Oh, yeah. He knows the truth of that one, better than this med does. He’s already seen a friend taken to the morgue because of bioware run amok. You stick the stuff in your head and then you wait with fingers crossed to see if it stops growing when it should, and if your brain figures out it’s there and adjusts for it, and what kind of damage the meds did putting it there in the first place. Not to mention whether it will prove compatible with the rest of the junk in your head, and hook up to it like it’s supposed to. Hardware proper is even worse, that has to be imbedded in its finished form, which means gray matter from somewhere has to make space for it. And the brain isn’t all so nicely labeled that a med knows for sure what he’s cutting.

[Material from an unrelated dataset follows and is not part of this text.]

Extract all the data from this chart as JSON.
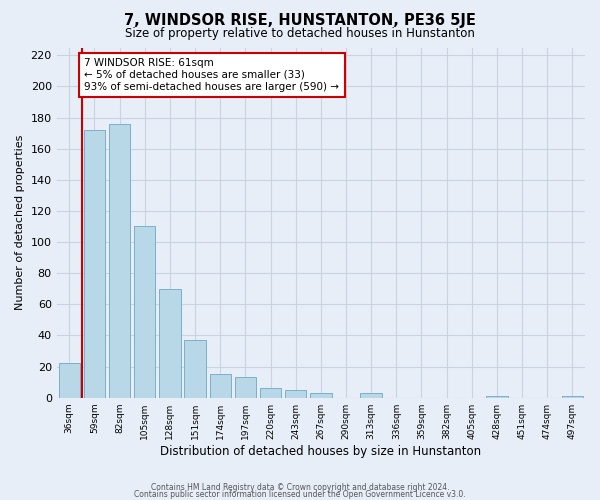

But what’s the alternative? Go through life with an outdated piece of shit in your skull? Hell, maybe the rich folk liked what they got in the birthing center enough to be happy with it all their lives, but they were a whole different story. State-of-the-art wiring from the get-go, happy little babies hooked up to special monitors to make sure eve
ry biocircuit which grew was just where it should be. Little wonder they thought the stuff in their heads was perfect. It probably was. But what about the rest of the population? Node law guaranteed that every child was implanted with brainware upon birth, at state expense if necessary, but that didn’t say anything about the quality of what they were given, or how careful the meds were about placing it. Shit, he knew one guy whose processor seed had been placed in a crease in the ventricular lining, it grew about a micrometer and then hit the wall and figured it had no more room to expand. Intellectually the guy was okay, but his inner circuits couldn’t process much more than a cheap viddie. What was someone like that supposed to do, just smile and live with it?
No way. That’s not what the brain was for. God might have meant gray matter for thinking, but thinking man knew that its ultimate purpose was as a biotech interface. Could God send human thoughts buzzing across the universe at nearly the speed of light? Could He inload a copy of an ancient document so fragile that the original pages were never exposed to light, and cut and paste in new text, and outload the finished product to hardcopy ... all in the blink of an eye? Well, maybe He could, but He sure as hell hadn’t given those abilities to His children. So mankind had worked them out for himself.
Slice the gray stuff up, Phoenix thinks. Put those circuits in place and give them room to grow and let’s see what the human brain can do with ‘em. And you may as well put hinges on that piece of my skull you’re cutting out, ’cause you can bet that when Sitech or Omniware comes up with something new to add, I’ll want that installed, too. You’ve only got one life to live, right? So why waste it on outdated ’ware?
FINAL REPORT ON THE DEATH OF BENT HARRINGTON, the paper said.
It was real paper, the plastic stuff. You could hold it in your hand, stick it in a pocket, pass it along to someone without need for ’netting. Clearly the station authorities were trying for class, or ... something. Phoenix preferred the confines of his own brain for reading, but what the hell. Someone, somewhere, had decided that a piece of paper was more compassionate, and had sent out the notice that way. Maybe Torch’s family would take comfort from it.